O fornecimento de medicamentos à base de canabidiol (CBD) por planos de saúde tem sido objeto de crescente debate no Judiciário brasileiro. A matéria envolve questões sensíveis relacionadas ao direito à saúde, à regulação sanitária e aos limites contratuais das operadoras.
Decisão recente do Tribunal de Justiça do Distrito Federal e Territórios (TJDFT) contribui para consolidar o entendimento de que, em determinadas circunstâncias, a negativa de cobertura pode ser considerada indevida.
Entendimento do TJDFT sobre o fornecimento de CBD
No julgamento do Processo nº 0725991-65.2024.8.07.0020, a Segunda Turma Cível do TJDFT analisou a recusa de plano de saúde em fornecer medicamento à base de canabidiol.
O caso resultou no Acórdão nº 2079203, de relatoria do juiz Fernando Tavernard, julgado em 10 de dezembro de 2025 e publicado em 8 de janeiro de 2026.
O Tribunal entendeu que a negativa é ilegítima quando presentes requisitos específicos, notadamente:
- prescrição médica fundamentada;
- demonstração da eficácia do tratamento para o caso concreto;
- autorização da Agência Nacional de Vigilância Sanitária (Anvisa) para importação do produto.
Nessas hipóteses, prevalece o direito do paciente ao tratamento adequado.
Rol da ANS e cobertura obrigatória
A recusa de cobertura costuma ser fundamentada na ausência do medicamento no rol de procedimentos da Agência Nacional de Saúde Suplementar (ANS). No entanto, o entendimento jurisprudencial mais recente aponta que esse rol possui natureza taxativa mitigada.
Isso significa que, embora funcione como referência para cobertura mínima obrigatória, admite exceções quando:
- há recomendação médica individualizada;
- inexistem alternativas terapêuticas eficazes;
- o tratamento possui respaldo técnico-científico.

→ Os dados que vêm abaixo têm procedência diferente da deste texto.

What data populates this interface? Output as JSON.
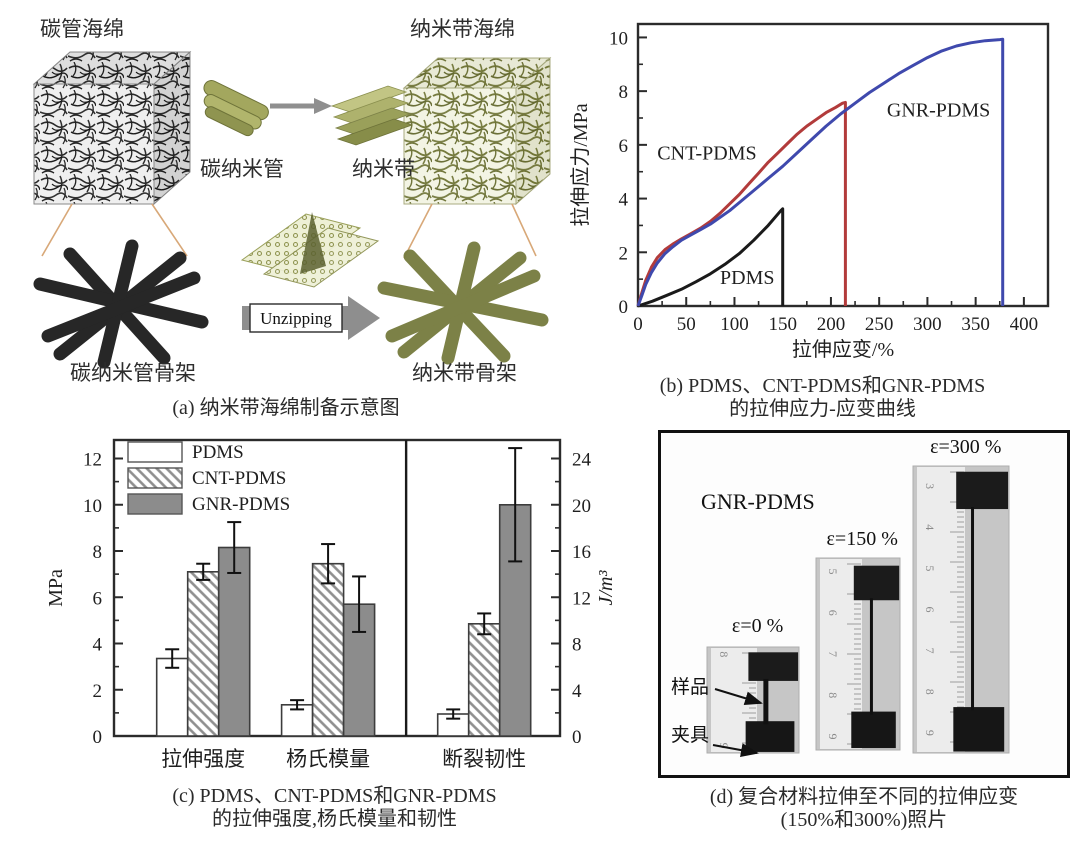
{
  "panel_a": {
    "caption": "(a) 纳米带海绵制备示意图",
    "label_cnt_sponge": "碳管海绵",
    "label_gnr_sponge": "纳米带海绵",
    "label_cnt": "碳纳米管",
    "label_gnr": "纳米带",
    "label_cnt_skeleton": "碳纳米管骨架",
    "label_gnr_skeleton": "纳米带骨架",
    "label_unzipping": "Unzipping"
  },
  "panel_b": {
    "caption_line1": "(b) PDMS、CNT-PDMS和GNR-PDMS",
    "caption_line2": "的拉伸应力-应变曲线"
  },
  "panel_c": {
    "caption_line1": "(c) PDMS、CNT-PDMS和GNR-PDMS",
    "caption_line2": "的拉伸强度,杨氏模量和韧性"
  },
  "panel_d": {
    "caption_line1": "(d) 复合材料拉伸至不同的拉伸应变",
    "caption_line2": "(150%和300%)照片",
    "material_label": "GNR-PDMS",
    "label_sample": "样品",
    "label_clamp": "夹具",
    "photos": [
      {
        "strain_label": "ε=0 %",
        "ruler_numbers": [
          "8",
          "9"
        ]
      },
      {
        "strain_label": "ε=150 %",
        "ruler_numbers": [
          "5",
          "6",
          "7",
          "8",
          "9"
        ]
      },
      {
        "strain_label": "ε=300 %",
        "ruler_numbers": [
          "3",
          "4",
          "5",
          "6",
          "7",
          "8",
          "9"
        ]
      }
    ]
  },
  "chart_data": [
    {
      "panel": "b",
      "type": "line",
      "title": "",
      "xlabel": "拉伸应变/%",
      "ylabel": "拉伸应力/MPa",
      "xlim": [
        0,
        425
      ],
      "ylim": [
        0,
        10.5
      ],
      "xticks": [
        0,
        50,
        100,
        150,
        200,
        250,
        300,
        350,
        400
      ],
      "yticks": [
        0,
        2,
        4,
        6,
        8,
        10
      ],
      "grid": false,
      "legend_position": "inline-labels",
      "series": [
        {
          "name": "PDMS",
          "color": "#1a1a1a",
          "break_strain_pct": 150,
          "break_stress_MPa": 3.6,
          "label_xy": [
            85,
            0.82
          ],
          "points": [
            [
              0,
              0
            ],
            [
              15,
              0.18
            ],
            [
              30,
              0.4
            ],
            [
              45,
              0.62
            ],
            [
              60,
              0.9
            ],
            [
              75,
              1.2
            ],
            [
              90,
              1.55
            ],
            [
              105,
              1.95
            ],
            [
              120,
              2.45
            ],
            [
              135,
              3.0
            ],
            [
              148,
              3.55
            ],
            [
              150,
              3.62
            ],
            [
              150,
              0
            ]
          ]
        },
        {
          "name": "CNT-PDMS",
          "color": "#b23b3b",
          "break_strain_pct": 215,
          "break_stress_MPa": 7.6,
          "label_xy": [
            20,
            5.45
          ],
          "points": [
            [
              0,
              0
            ],
            [
              4,
              0.5
            ],
            [
              8,
              0.95
            ],
            [
              14,
              1.45
            ],
            [
              20,
              1.8
            ],
            [
              28,
              2.1
            ],
            [
              36,
              2.3
            ],
            [
              45,
              2.5
            ],
            [
              55,
              2.7
            ],
            [
              65,
              2.9
            ],
            [
              75,
              3.15
            ],
            [
              85,
              3.45
            ],
            [
              95,
              3.8
            ],
            [
              105,
              4.15
            ],
            [
              115,
              4.55
            ],
            [
              125,
              4.95
            ],
            [
              135,
              5.35
            ],
            [
              145,
              5.7
            ],
            [
              155,
              6.05
            ],
            [
              165,
              6.4
            ],
            [
              175,
              6.7
            ],
            [
              185,
              6.95
            ],
            [
              195,
              7.2
            ],
            [
              205,
              7.4
            ],
            [
              212,
              7.55
            ],
            [
              215,
              7.58
            ],
            [
              215,
              0
            ]
          ]
        },
        {
          "name": "GNR-PDMS",
          "color": "#3f49ad",
          "break_strain_pct": 378,
          "break_stress_MPa": 9.9,
          "label_xy": [
            258,
            7.05
          ],
          "points": [
            [
              0,
              0
            ],
            [
              4,
              0.4
            ],
            [
              8,
              0.8
            ],
            [
              14,
              1.25
            ],
            [
              20,
              1.6
            ],
            [
              28,
              1.95
            ],
            [
              36,
              2.2
            ],
            [
              45,
              2.45
            ],
            [
              55,
              2.65
            ],
            [
              65,
              2.85
            ],
            [
              75,
              3.05
            ],
            [
              85,
              3.3
            ],
            [
              95,
              3.55
            ],
            [
              105,
              3.85
            ],
            [
              120,
              4.3
            ],
            [
              135,
              4.75
            ],
            [
              150,
              5.2
            ],
            [
              165,
              5.7
            ],
            [
              180,
              6.2
            ],
            [
              195,
              6.7
            ],
            [
              210,
              7.15
            ],
            [
              225,
              7.55
            ],
            [
              240,
              7.95
            ],
            [
              255,
              8.3
            ],
            [
              270,
              8.65
            ],
            [
              285,
              8.95
            ],
            [
              300,
              9.25
            ],
            [
              315,
              9.5
            ],
            [
              330,
              9.68
            ],
            [
              345,
              9.8
            ],
            [
              360,
              9.88
            ],
            [
              375,
              9.92
            ],
            [
              378,
              9.93
            ],
            [
              378,
              0
            ]
          ]
        }
      ]
    },
    {
      "panel": "c",
      "type": "bar",
      "ylabel_left": "MPa",
      "ylabel_right": "J/m³",
      "ylim_left": [
        0,
        12.8
      ],
      "ylim_right": [
        0,
        25.6
      ],
      "yticks_left": [
        0,
        2,
        4,
        6,
        8,
        10,
        12
      ],
      "yticks_right": [
        0,
        4,
        8,
        12,
        16,
        20,
        24
      ],
      "categories": [
        "拉伸强度",
        "杨氏模量",
        "断裂韧性"
      ],
      "right_axis_category": "断裂韧性",
      "note": "断裂韧性 values read on right axis (J/m³); 拉伸强度 and 杨氏模量 read on left axis (MPa)",
      "legend": [
        "PDMS",
        "CNT-PDMS",
        "GNR-PDMS"
      ],
      "legend_position": "top-left",
      "series": [
        {
          "name": "PDMS",
          "style": "plain",
          "values": [
            3.35,
            1.35,
            1.9
          ],
          "errors": [
            0.4,
            0.2,
            0.4
          ]
        },
        {
          "name": "CNT-PDMS",
          "style": "hatch",
          "values": [
            7.1,
            7.45,
            9.7
          ],
          "errors": [
            0.35,
            0.85,
            0.9
          ]
        },
        {
          "name": "GNR-PDMS",
          "style": "solid",
          "values": [
            8.15,
            5.7,
            20.0
          ],
          "errors": [
            1.1,
            1.2,
            4.9
          ]
        }
      ]
    }
  ]
}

Esse posicionamento tem sido reiterado por diversos tribunais, inclusive pelo Superior Tribunal de Justiça.
Regulação sanitária e uso do canabidiol
A utilização de produtos à base de canabidiol no Brasil é regulamentada pela Anvisa, que permite a importação excepcional mediante autorização individual.
Essa regulamentação afasta a alegação de ilegalidade frequentemente invocada pelas operadoras de saúde, desde que o paciente cumpra os requisitos administrativos estabelecidos.
Fundamentos jurídicos aplicáveis
As decisões judiciais que determinam o fornecimento de CBD costumam se basear em princípios constitucionais e normas infraconstitucionais, tais como:
- direito fundamental à saúde (art. 196 da Constituição Federal);
- dignidade da pessoa humana;
- função social do contrato;
- normas de proteção do consumidor.
A interpretação conjunta desses dispositivos tem orientado o Judiciário a privilegiar a efetividade do tratamento médico indicado.
Critérios analisados pelo Judiciário
A análise judicial costuma considerar, entre outros elementos:
- a existência de prescrição médica detalhada;
- a adequação do tratamento ao quadro clínico do paciente;
- o histórico de tentativas terapêuticas anteriores;
- a regularidade do produto perante a Anvisa.
A presença desses fatores contribui para o reconhecimento da abusividade da negativa.
Considerações finais
A jurisprudência recente indica uma tendência de ampliação da proteção ao paciente em casos que envolvem medicamentos à base de canabidiol.
A decisão do TJDFT reforça que a recusa de cobertura por planos de saúde pode ser considerada indevida quando comprovada a necessidade clínica e observadas as exigências regulatórias.
O tema permanece em evolução, exigindo análise individualizada de cada caso concreto à luz da legislação vigente e da orientação dos tribunais.